The Effects of Multiple Doses of Fenofibrate on the Pharmacokinetics of Pravastatin and Its 3α‐Hydroxy Isomeric Metabolite

Published data indicate that coadministration of multiple doses of the fibrate drug, gemfibrozil, led to a 202% increase in pravastatin systemic exposure (area under the plasma concentration-time curve, AUC). To evaluate the effects of another fibrate drug, fenofibrate, on the pharmacokinetics of pravastatin, 24 healthy subjects took pravastatin (40 mg once daily) on study days 1 to 15 and fenofibrate (160 mg once daily) on study days 6 to 15. Blood samples were collected for 24 hours after dosing on days 5, 6, and 15. Plasma concentrations of pravastatin and its active metabolite, 3α-hydroxy-iso-pravastatin, were measured, and pharmacokinetics was assessed. Safety assessments were based on adverse events, physical examinations, electrocardiogram results, vital signs, and clinical laboratory testing. Safety results were unremarkable.
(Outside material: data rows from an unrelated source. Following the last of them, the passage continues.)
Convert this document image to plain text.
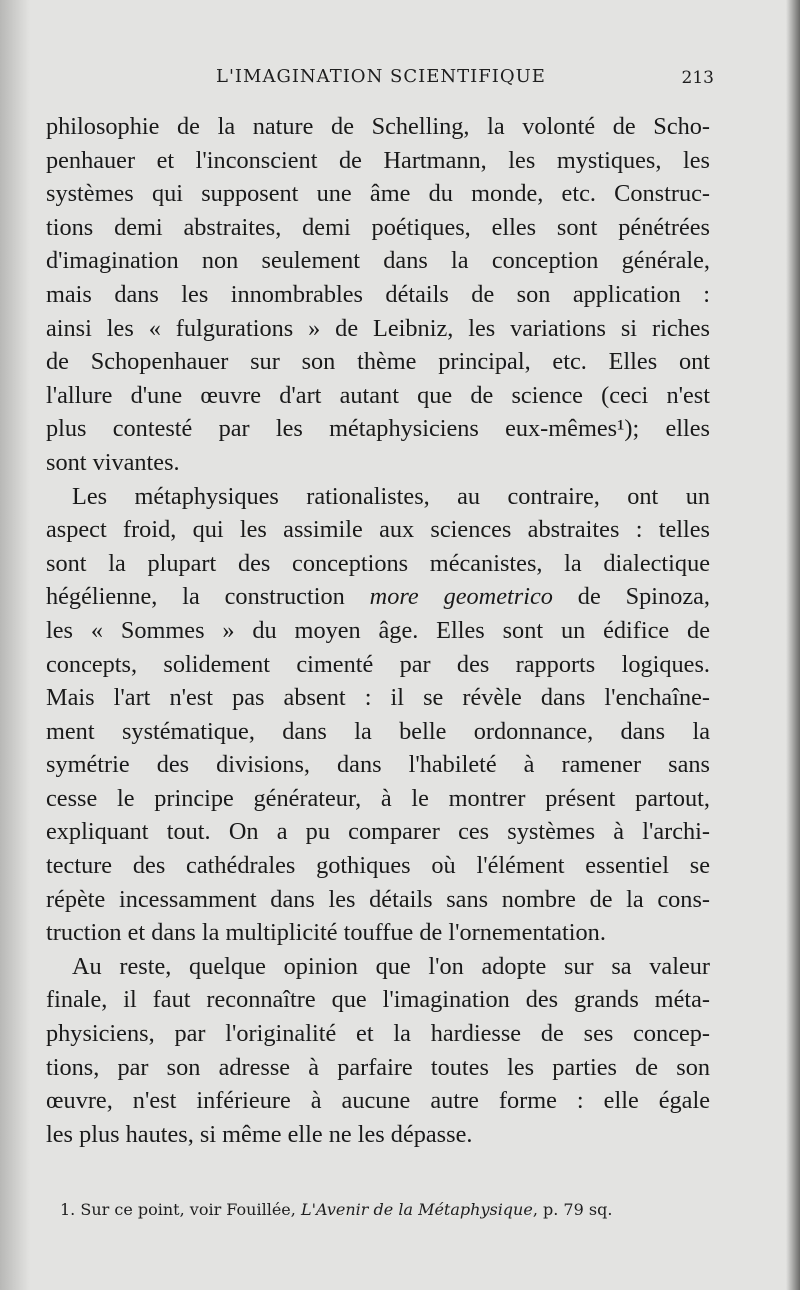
L'IMAGINATION SCIENTIFIQUE	213
philosophie de la nature de Schelling, la volonté de Scho-
penhauer et l'inconscient de Hartmann, les mystiques, les
systèmes qui supposent une âme du monde, etc. Construc-
tions demi abstraites, demi poétiques, elles sont pénétrées
d'imagination non seulement dans la conception générale,
mais dans les innombrables détails de son application :
ainsi les « fulgurations » de Leibniz, les variations si riches
de Schopenhauer sur son thème principal, etc. Elles ont
l'allure d'une œuvre d'art autant que de science (ceci n'est
plus contesté par les métaphysiciens eux-mêmes¹); elles
sont vivantes.
Les métaphysiques rationalistes, au contraire, ont un
aspect froid, qui les assimile aux sciences abstraites : telles
sont la plupart des conceptions mécanistes, la dialectique
hégélienne, la construction more geometrico de Spinoza,
les « Sommes » du moyen âge. Elles sont un édifice de
concepts, solidement cimenté par des rapports logiques.
Mais l'art n'est pas absent : il se révèle dans l'enchaîne-
ment systématique, dans la belle ordonnance, dans la
symétrie des divisions, dans l'habileté à ramener sans
cesse le principe générateur, à le montrer présent partout,
expliquant tout. On a pu comparer ces systèmes à l'archi-
tecture des cathédrales gothiques où l'élément essentiel se
répète incessamment dans les détails sans nombre de la cons-
truction et dans la multiplicité touffue de l'ornementation.
Au reste, quelque opinion que l'on adopte sur sa valeur
finale, il faut reconnaître que l'imagination des grands méta-
physiciens, par l'originalité et la hardiesse de ses concep-
tions, par son adresse à parfaire toutes les parties de son
œuvre, n'est inférieure à aucune autre forme : elle égale
les plus hautes, si même elle ne les dépasse.
1. Sur ce point, voir Fouillée, L'Avenir de la Métaphysique, p. 79 sq.
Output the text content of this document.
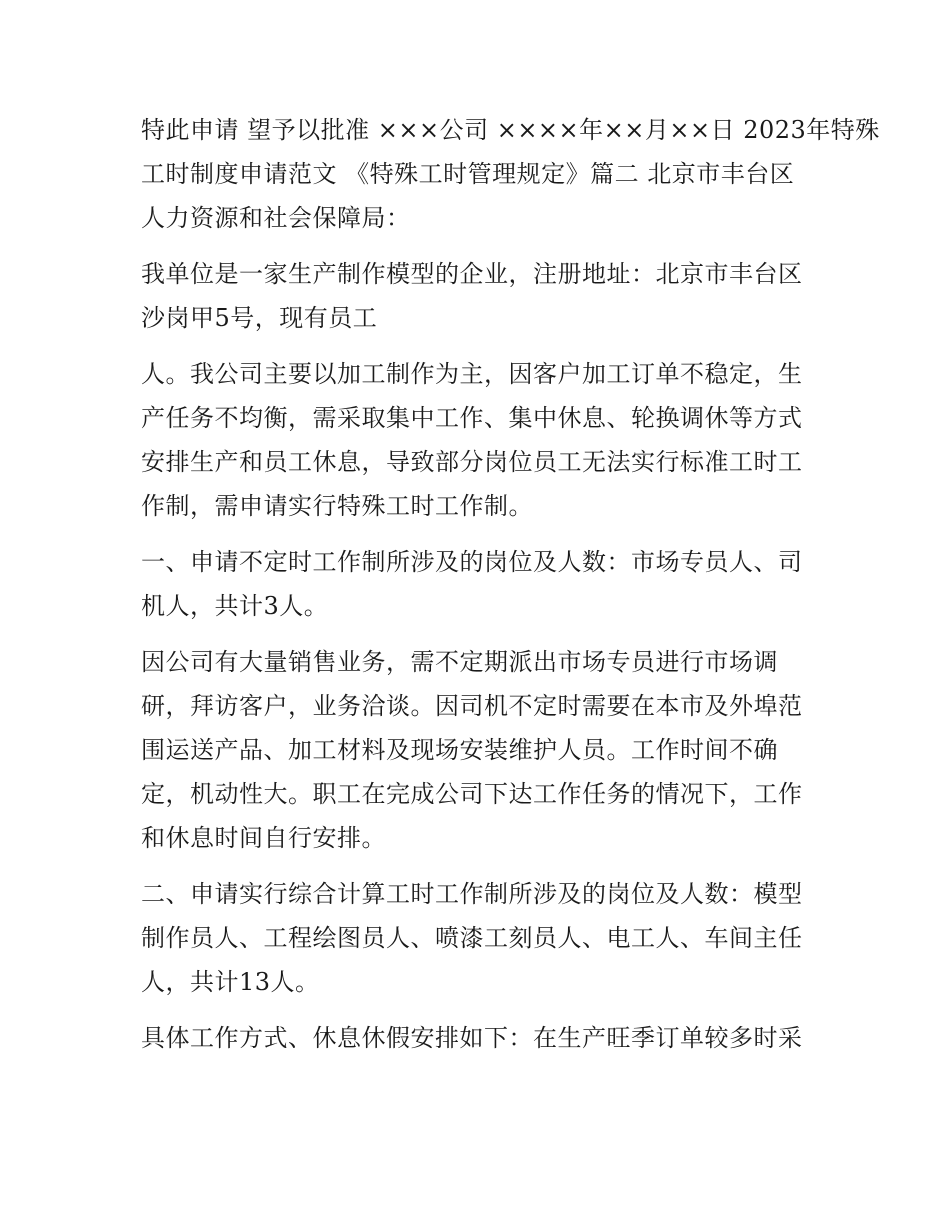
特此申请 望予以批准 ×××公司 ××××年××月××日 2023年特殊
工时制度申请范文 《特殊工时管理规定》篇二 北京市丰台区
人力资源和社会保障局：
我单位是一家生产制作模型的企业，注册地址：北京市丰台区
沙岗甲5号，现有员工
人。我公司主要以加工制作为主，因客户加工订单不稳定，生
产任务不均衡，需采取集中工作、集中休息、轮换调休等方式
安排生产和员工休息，导致部分岗位员工无法实行标准工时工
作制，需申请实行特殊工时工作制。
一、申请不定时工作制所涉及的岗位及人数：市场专员人、司
机人，共计3人。
因公司有大量销售业务，需不定期派出市场专员进行市场调
研，拜访客户，业务洽谈。因司机不定时需要在本市及外埠范
围运送产品、加工材料及现场安装维护人员。工作时间不确
定，机动性大。职工在完成公司下达工作任务的情况下，工作
和休息时间自行安排。
二、申请实行综合计算工时工作制所涉及的岗位及人数：模型
制作员人、工程绘图员人、喷漆工刻员人、电工人、车间主任
人，共计13人。
具体工作方式、休息休假安排如下：在生产旺季订单较多时采
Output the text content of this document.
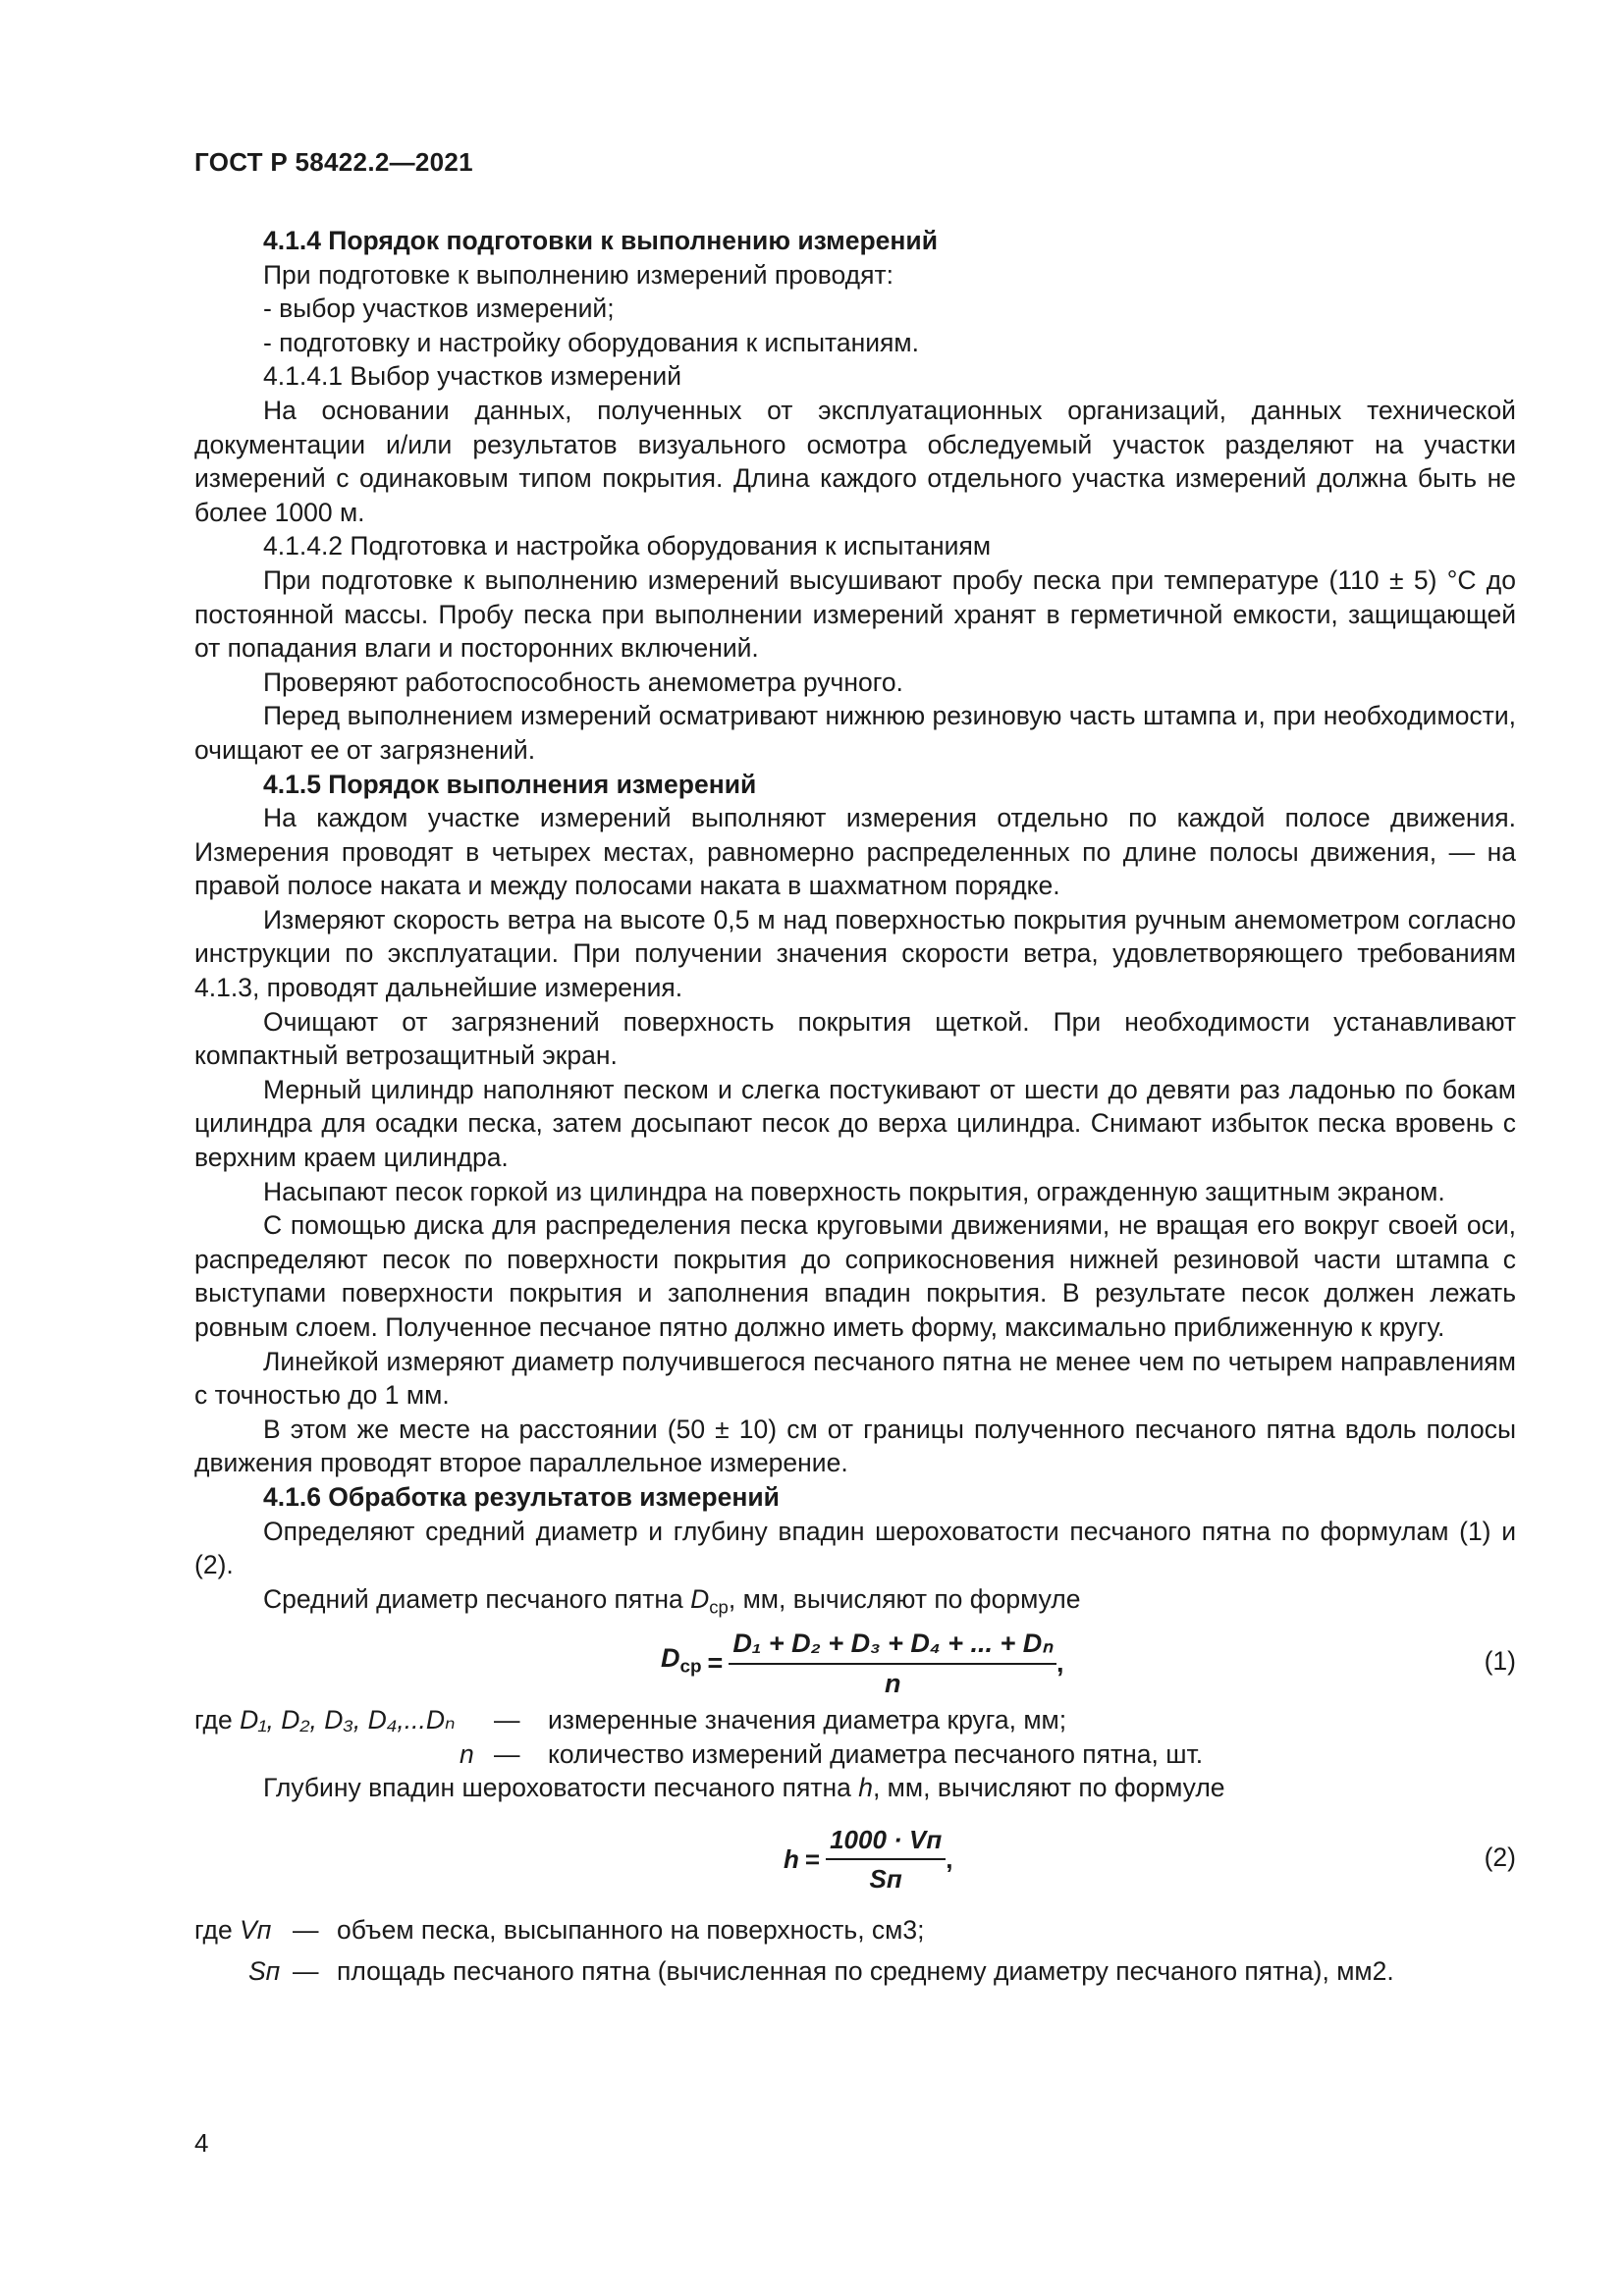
ГОСТ Р 58422.2—2021

4.1.4 Порядок подготовки к выполнению измерений

При подготовке к выполнению измерений проводят:

- выбор участков измерений;

- подготовку и настройку оборудования к испытаниям.

4.1.4.1 Выбор участков измерений

На основании данных, полученных от эксплуатационных организаций, данных технической документации и/или результатов визуального осмотра обследуемый участок разделяют на участки измерений с одинаковым типом покрытия. Длина каждого отдельного участка измерений должна быть не более 1000 м.

4.1.4.2 Подготовка и настройка оборудования к испытаниям

При подготовке к выполнению измерений высушивают пробу песка при температуре (110 ± 5) °C до постоянной массы. Пробу песка при выполнении измерений хранят в герметичной емкости, защищающей от попадания влаги и посторонних включений.

Проверяют работоспособность анемометра ручного.

Перед выполнением измерений осматривают нижнюю резиновую часть штампа и, при необходимости, очищают ее от загрязнений.

4.1.5 Порядок выполнения измерений

На каждом участке измерений выполняют измерения отдельно по каждой полосе движения. Измерения проводят в четырех местах, равномерно распределенных по длине полосы движения, — на правой полосе наката и между полосами наката в шахматном порядке.

Измеряют скорость ветра на высоте 0,5 м над поверхностью покрытия ручным анемометром согласно инструкции по эксплуатации. При получении значения скорости ветра, удовлетворяющего требованиям 4.1.3, проводят дальнейшие измерения.

Очищают от загрязнений поверхность покрытия щеткой. При необходимости устанавливают компактный ветрозащитный экран.

Мерный цилиндр наполняют песком и слегка постукивают от шести до девяти раз ладонью по бокам цилиндра для осадки песка, затем досыпают песок до верха цилиндра. Снимают избыток песка вровень с верхним краем цилиндра.

Насыпают песок горкой из цилиндра на поверхность покрытия, огражденную защитным экраном.

С помощью диска для распределения песка круговыми движениями, не вращая его вокруг своей оси, распределяют песок по поверхности покрытия до соприкосновения нижней резиновой части штампа с выступами поверхности покрытия и заполнения впадин покрытия. В результате песок должен лежать ровным слоем. Полученное песчаное пятно должно иметь форму, максимально приближенную к кругу.

Линейкой измеряют диаметр получившегося песчаного пятна не менее чем по четырем направлениям с точностью до 1 мм.

В этом же месте на расстоянии (50 ± 10) см от границы полученного песчаного пятна вдоль полосы движения проводят второе параллельное измерение.

4.1.6 Обработка результатов измерений

Определяют средний диаметр и глубину впадин шероховатости песчаного пятна по формулам (1) и (2).

Средний диаметр песчаного пятна $D_{ср}$, мм, вычисляют по формуле

$D_{ср} = \frac{\text{D₁ + D₂ + D₃ + D₄ + ... + Dₙ}}{n}$ ,	(1)
где D₁, D₂, D₃, D₄,...Dₙ — измеренные значения диаметра круга, мм;
n — количество измерений диаметра песчаного пятна, шт.

Глубину впадин шероховатости песчаного пятна h, мм, вычисляют по формуле

$h = \frac{1000 \cdot Vп}{Sп}$ ,	(2)
где Vп — объем песка, высыпанного на поверхность, см3;
Sп — площадь песчаного пятна (вычисленная по среднему диаметру песчаного пятна), мм2.
4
Coadministration of fenofibrate had modest effects on pravastatin and 3a-hydroxy-iso-pravastatin systemic exposures (AUC). Increases in pravastatin systemic exposures (19%-28%, on average) and 3a-hydroxy-iso-pravastatin systemic exposures (24%-39%, on average) were observed upon coadministration, but individual changes were variable. Pravastatin and 3a-hydroxy-iso-pravastatin systemic exposures were not statistically significantly different following the 1st and 10th doses of fenofibrate.